- KOSPI surged 5.76% on Thursday — the biggest single-day rally in months — setting up Seoul for a momentum test at Monday's open
- US tech sold off hard with XLK down 2.71% and Nasdaq -0.80%, signaling potential pressure on HKEX and TAIEX tech names
- Gold and copper both rallied over 2%, supporting ASX miners and reinforcing the rotation out of growth into commodities and materials
South Korea’s KOSPI exploded nearly 6% higher on Thursday while US tech stumbled into the holiday weekend — and Monday’s Asia open will test whether that momentum carries or the Nasdaq drag catches up.
Where Asia Closed Yesterday
The standout performer was Seoul. KOSPI surged 5.76% to 8,088 — a move that dwarfed every other index in the region and points to either a major short squeeze, policy catalyst, or foreign fund rotation into Korean equities. That kind of single-session gain demands attention at Monday’s open: follow-through would confirm a regime shift, while a giveback would suggest a one-day event.
Japan’s Nikkei 225 added 1.47% to close at 69,744, inching closer to the psychologically significant 70,000 level. The ASX 200 gained 1.37% to 8,844, while Hong Kong’s Hang Seng rose 1.28% to 23,350 — both solid sessions that reflected broad risk appetite across the region.
Mainland China was more measured. The Shanghai Composite edged up 0.37% to 4,044 and the Shenzhen Component gained 0.64%. Singapore’s Straits Times Index added 0.52% to 5,244. Taiwan’s TAIEX was essentially flat at +0.08%, notable given its heavy semiconductor weighting — a warning sign that Thursday’s tech caution was already filtering through before the US session confirmed it.
US Overnight Snapshot
Wall Street came back from the July 4 weekend with a clear rotation trade. The S&P 500 was flat while the Nasdaq Composite dropped 0.80%, and the technology sector ETF (XLK) fell 2.71% — the sharpest sectoral decline of the session. Headlines flagging a potential “violent unwind” in the momentum trade add context: crowded tech positioning may be starting to crack.

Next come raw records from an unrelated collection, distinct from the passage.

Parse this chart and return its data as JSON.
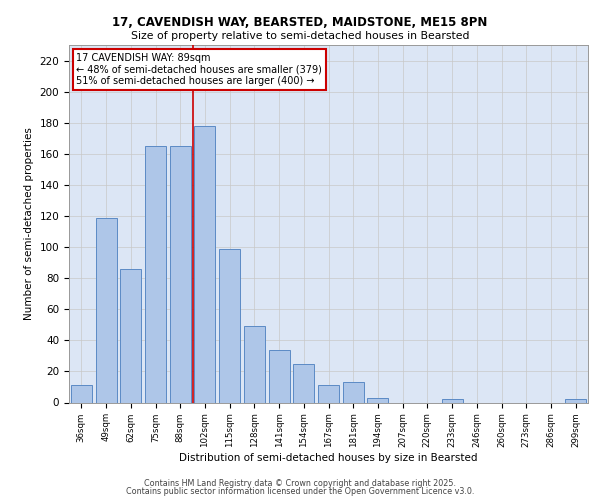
{
  "title1": "17, CAVENDISH WAY, BEARSTED, MAIDSTONE, ME15 8PN",
  "title2": "Size of property relative to semi-detached houses in Bearsted",
  "xlabel": "Distribution of semi-detached houses by size in Bearsted",
  "ylabel": "Number of semi-detached properties",
  "categories": [
    "36sqm",
    "49sqm",
    "62sqm",
    "75sqm",
    "88sqm",
    "102sqm",
    "115sqm",
    "128sqm",
    "141sqm",
    "154sqm",
    "167sqm",
    "181sqm",
    "194sqm",
    "207sqm",
    "220sqm",
    "233sqm",
    "246sqm",
    "260sqm",
    "273sqm",
    "286sqm",
    "299sqm"
  ],
  "values": [
    11,
    119,
    86,
    165,
    165,
    178,
    99,
    49,
    34,
    25,
    11,
    13,
    3,
    0,
    0,
    2,
    0,
    0,
    0,
    0,
    2
  ],
  "bar_color": "#aec6e8",
  "bar_edge_color": "#5b8ac5",
  "highlight_bar_index": 4,
  "highlight_line_color": "#cc0000",
  "annotation_text": "17 CAVENDISH WAY: 89sqm\n← 48% of semi-detached houses are smaller (379)\n51% of semi-detached houses are larger (400) →",
  "annotation_box_color": "#ffffff",
  "annotation_box_edge_color": "#cc0000",
  "ylim": [
    0,
    230
  ],
  "yticks": [
    0,
    20,
    40,
    60,
    80,
    100,
    120,
    140,
    160,
    180,
    200,
    220
  ],
  "bg_color": "#dce6f5",
  "footer1": "Contains HM Land Registry data © Crown copyright and database right 2025.",
  "footer2": "Contains public sector information licensed under the Open Government Licence v3.0."
}
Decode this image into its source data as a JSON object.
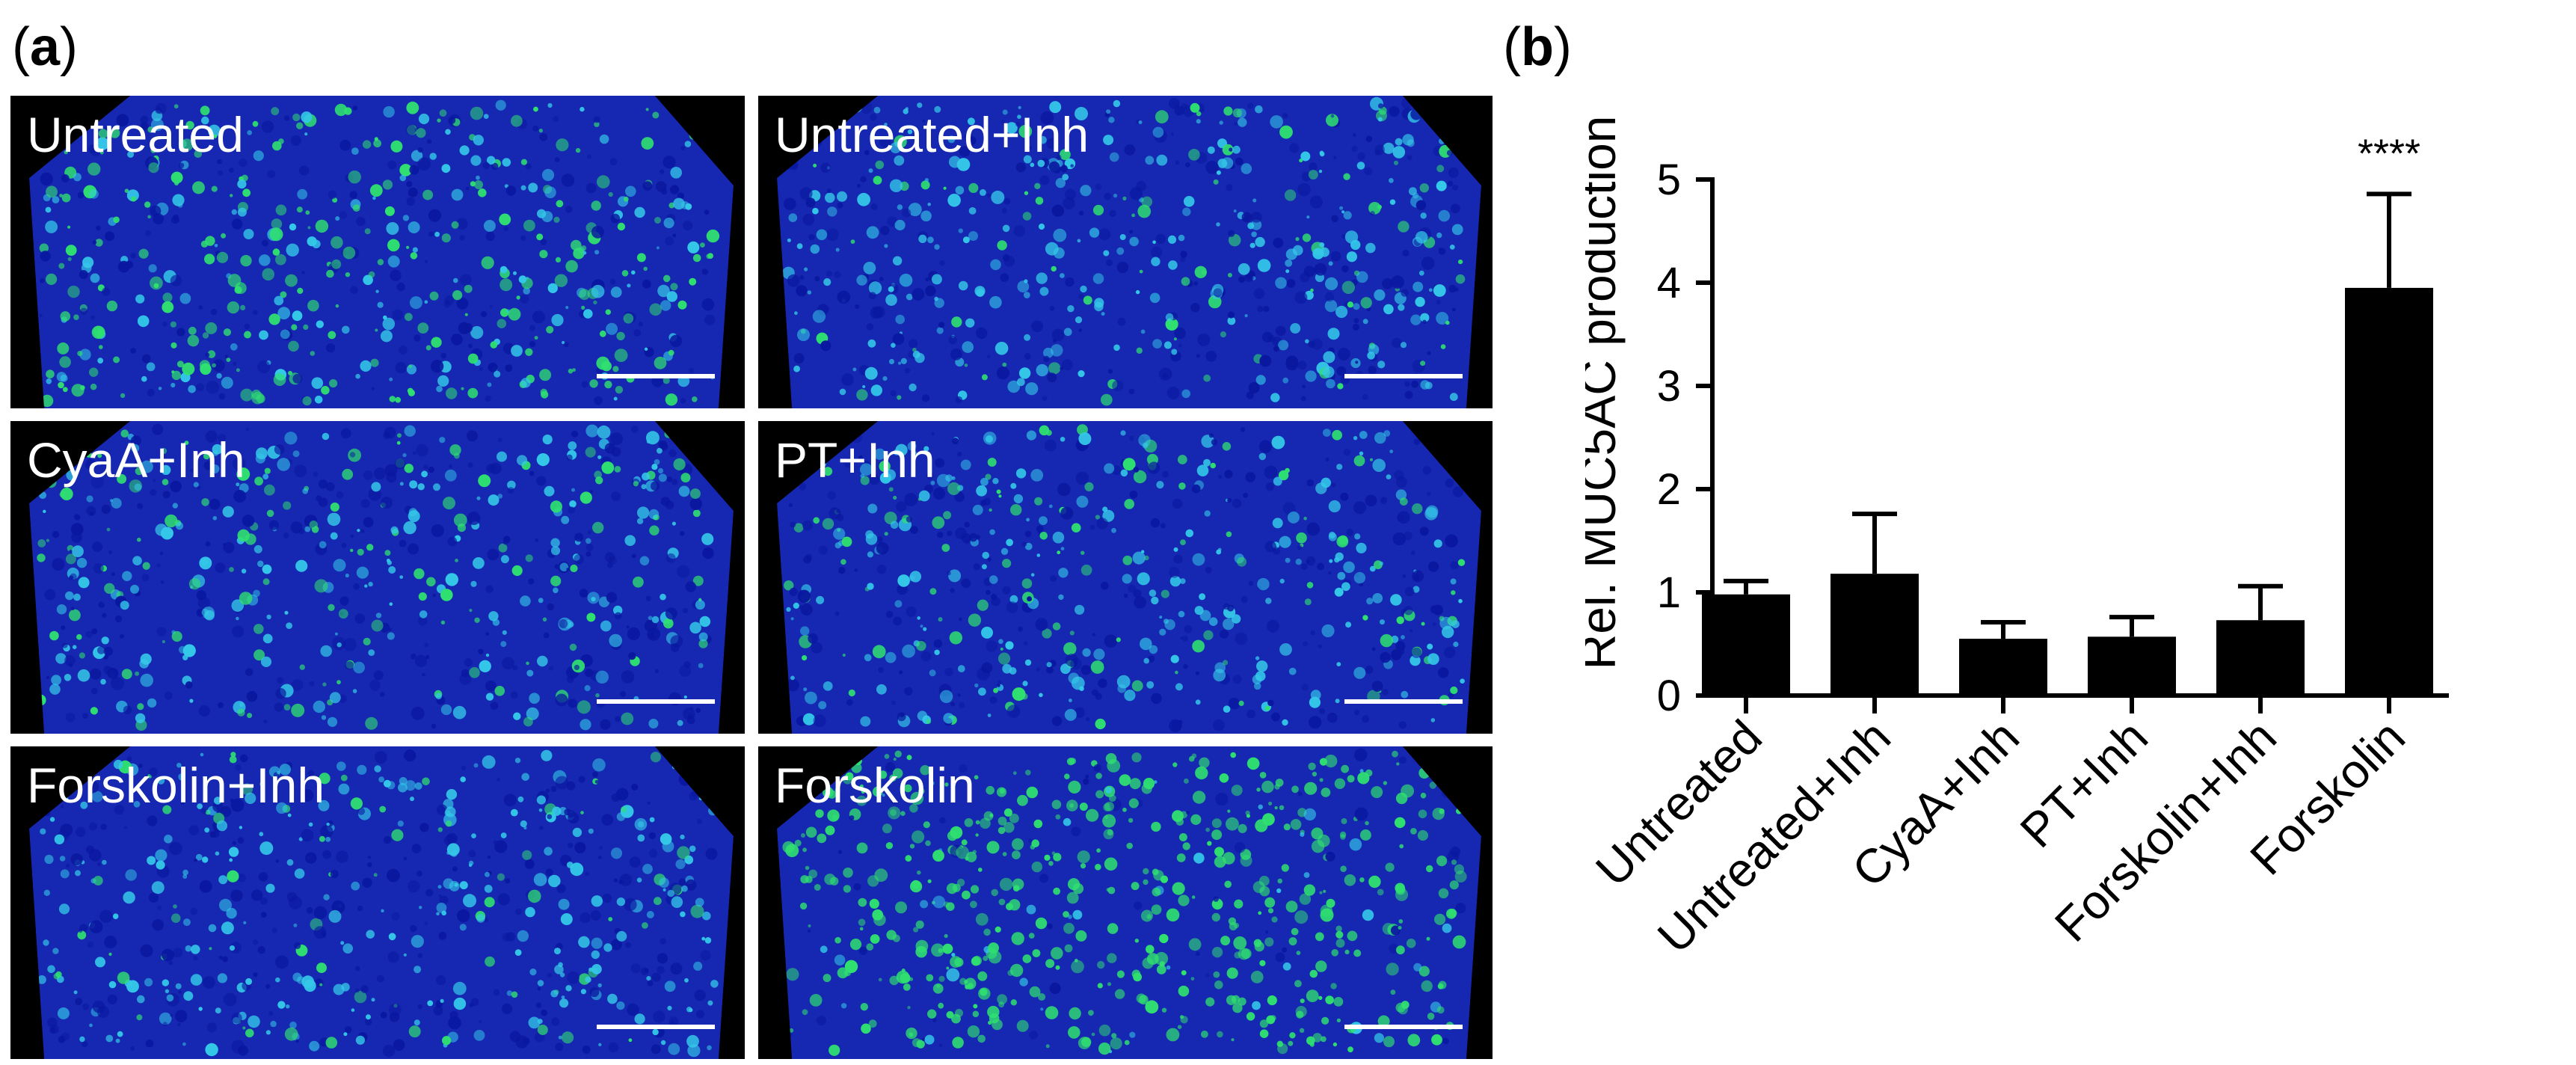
{
  "panels": {
    "a": "a",
    "b": "b"
  },
  "images": [
    {
      "label": "Untreated",
      "green_level": 0.45
    },
    {
      "label": "Untreated+Inh",
      "green_level": 0.15
    },
    {
      "label": "CyaA+Inh",
      "green_level": 0.2
    },
    {
      "label": "PT+Inh",
      "green_level": 0.2
    },
    {
      "label": "Forskolin+Inh",
      "green_level": 0.1
    },
    {
      "label": "Forskolin",
      "green_level": 0.85
    }
  ],
  "colors": {
    "nuclei": "#1a2fd0",
    "muc5ac": "#2fe070",
    "bar": "#000000"
  },
  "chart_data": {
    "type": "bar",
    "categories": [
      "Untreated",
      "Untreated+Inh",
      "CyaA+Inh",
      "PT+Inh",
      "Forskolin+Inh",
      "Forskolin"
    ],
    "values": [
      0.98,
      1.18,
      0.55,
      0.57,
      0.73,
      3.95
    ],
    "errors": [
      0.13,
      0.58,
      0.16,
      0.19,
      0.33,
      0.91
    ],
    "ylabel": "Rel. MUC5AC production",
    "ylim": [
      0,
      5
    ],
    "yticks": [
      0,
      1,
      2,
      3,
      4,
      5
    ],
    "annotations": [
      {
        "category": "Forskolin",
        "text": "****"
      }
    ],
    "grid": false
  }
}
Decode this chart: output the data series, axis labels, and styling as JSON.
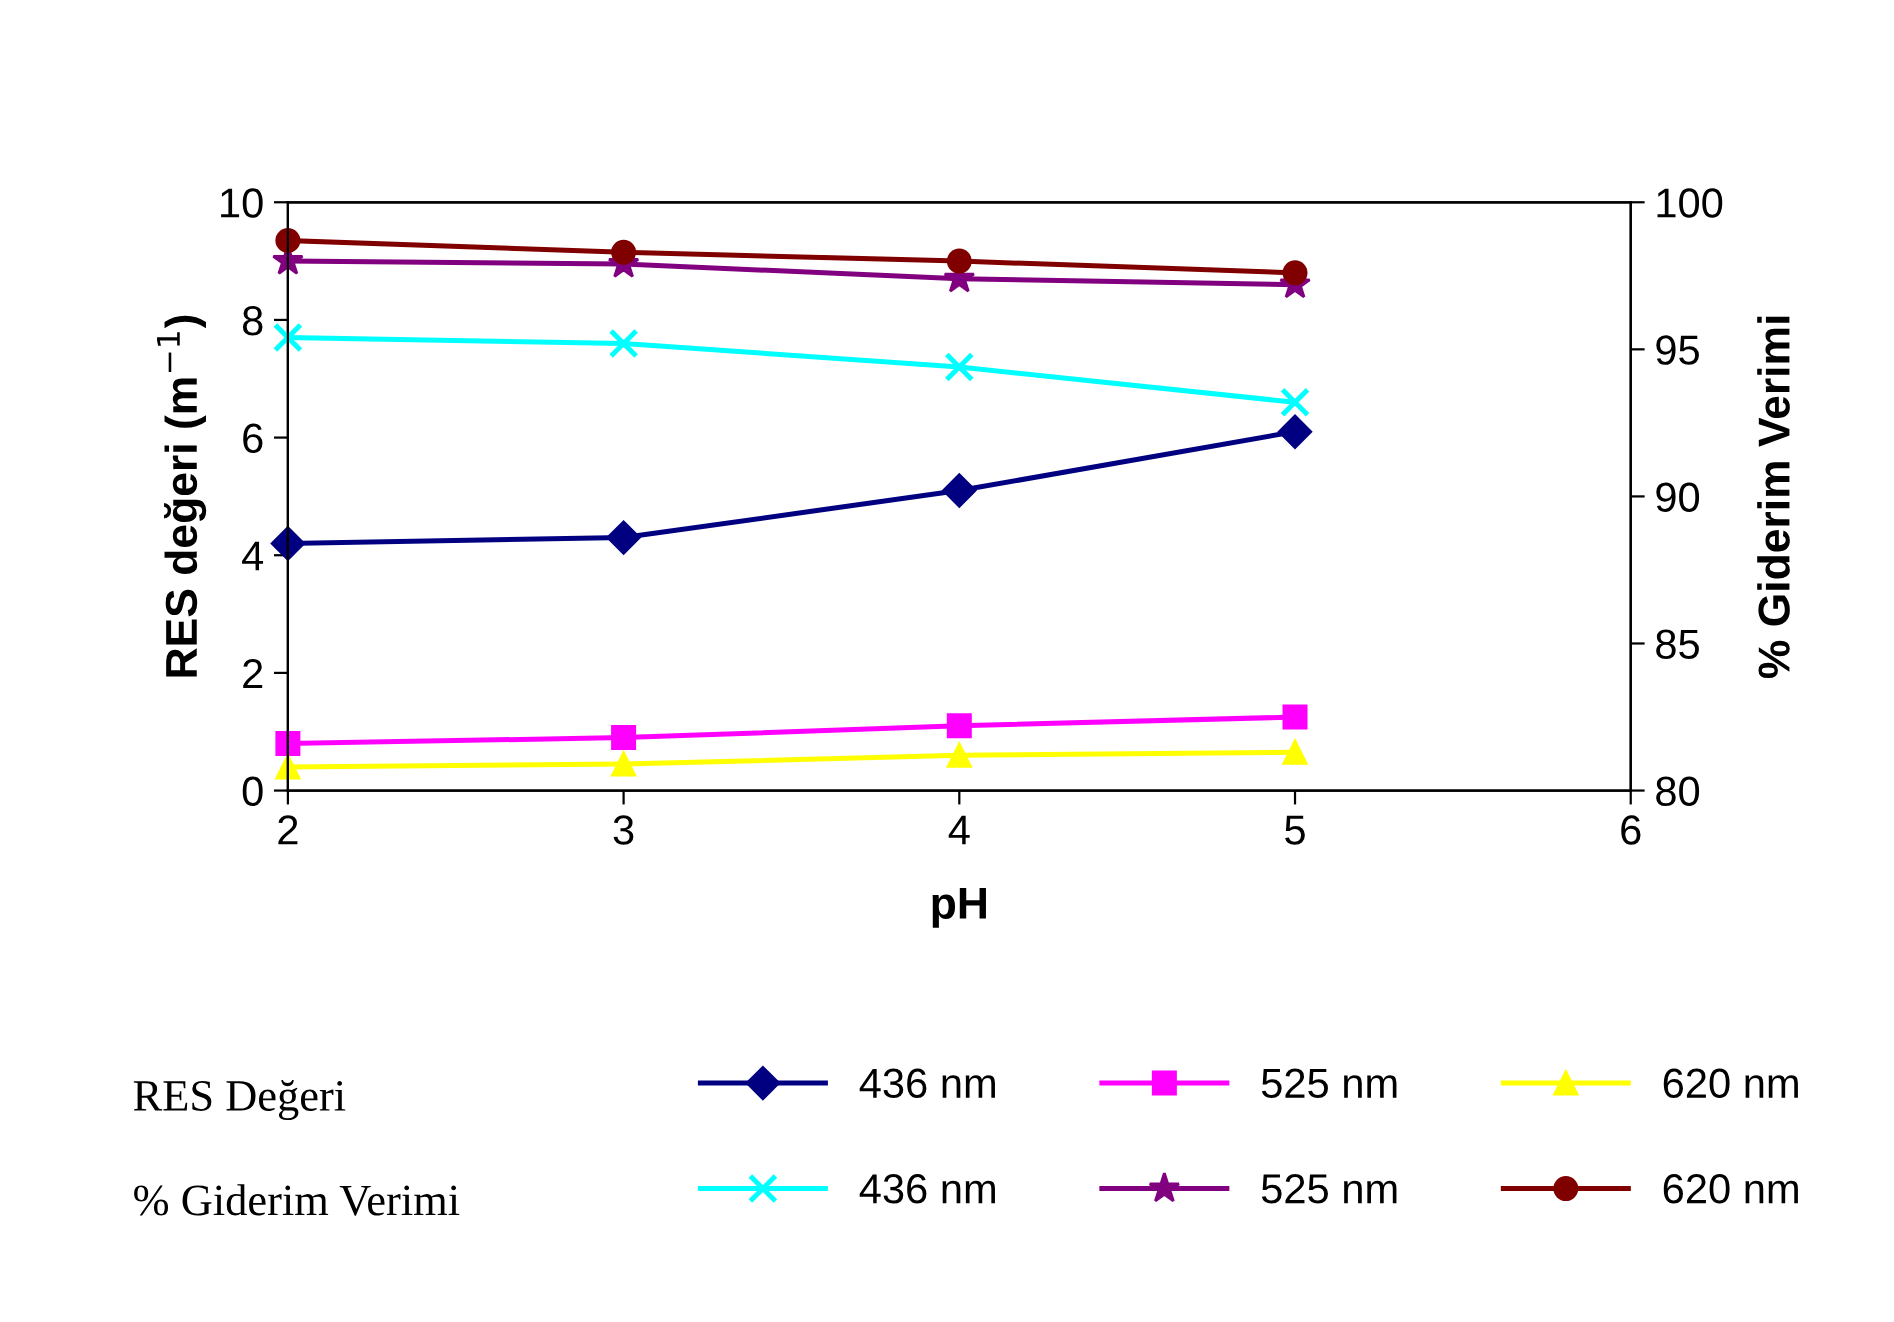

The flip side of that rotation was strength in financials (XLF +1.53%) and materials (XLB +1.94%). The VIX at 16.1 suggests markets aren’t panicking — this reads as orderly rebalancing rather than a flight to safety. For Asia, the tech weakness is the transmission mechanism to watch: HKEX-listed tech names and TAIEX semiconductor stocks are the most exposed to overnight Nasdaq sentiment.
Commodity + FX Watch
Gold rallied 2.04% to around $4,200 — a strong bid that reinforces the risk rotation theme and likely reflects some safe-haven demand alongside a softer dollar. Copper also gained 2.04%, which is a direct tailwind for ASX mining heavyweights like BHP and Rio Tinto at Monday’s open.
WTI crude slipped 0.51% to $68.30 despite OPEC+ raising output levels again — a decision that continues to pressure oil prices even as the cartel tries to manage the glut. Energy names across the region may trade cautiously.
AUD/USD firmed 0.33% to 0.694, helped by the copper bid and broad commodity strength. USD/JPY was essentially unchanged at 161, keeping the yen weak but stable — no new catalyst for Japanese exporter repricing in either direction. The steady yen removes one variable from the Nikkei equation, leaving global risk appetite as the primary driver.
What to Watch Today
- KOSPI follow-through: Thursday’s 5.76% surge was exceptional. Monday’s first hour in Seoul will reveal whether institutional buyers are adding or whether this was a one-day squeeze. Watch Samsung Electronics and SK Hynix for direction.
- HKEX and TAIEX tech pressure: US tech’s 2.71% sector decline should weigh on Alibaba, Tencent, and TSMC at the open. Any pre-market ADR weakness in these names will set the tone for their home-listed shares.
- ASX miners on copper strength: With copper up over 2% and materials leading the US rotation, the ASX 200’s resource sector has a clear tailwind. BHP, Rio Tinto, and Fortescue are the names to watch for early buying interest.
- Nikkei 70,000 test: At 69,744, the Nikkei is within striking distance of a round-number milestone. A flat yen and positive Friday close provide a setup — but the tech drag from Nasdaq may limit upside in semiconductor-adjacent names like Tokyo Electron and Advantest.
Bottom Line
Monday’s Asia session opens into a split setup: commodities and cyclicals have the overnight wind at their back, while tech faces a clear headwind from the Nasdaq selloff. The KOSPI’s massive Thursday rally is the wildcard — if Seoul builds on it, risk appetite across the region gets a boost. At Luna3, we read the balance as cautiously constructive for resource-heavy markets like Australia and mildly defensive for tech-heavy boards in Hong Kong and Taiwan.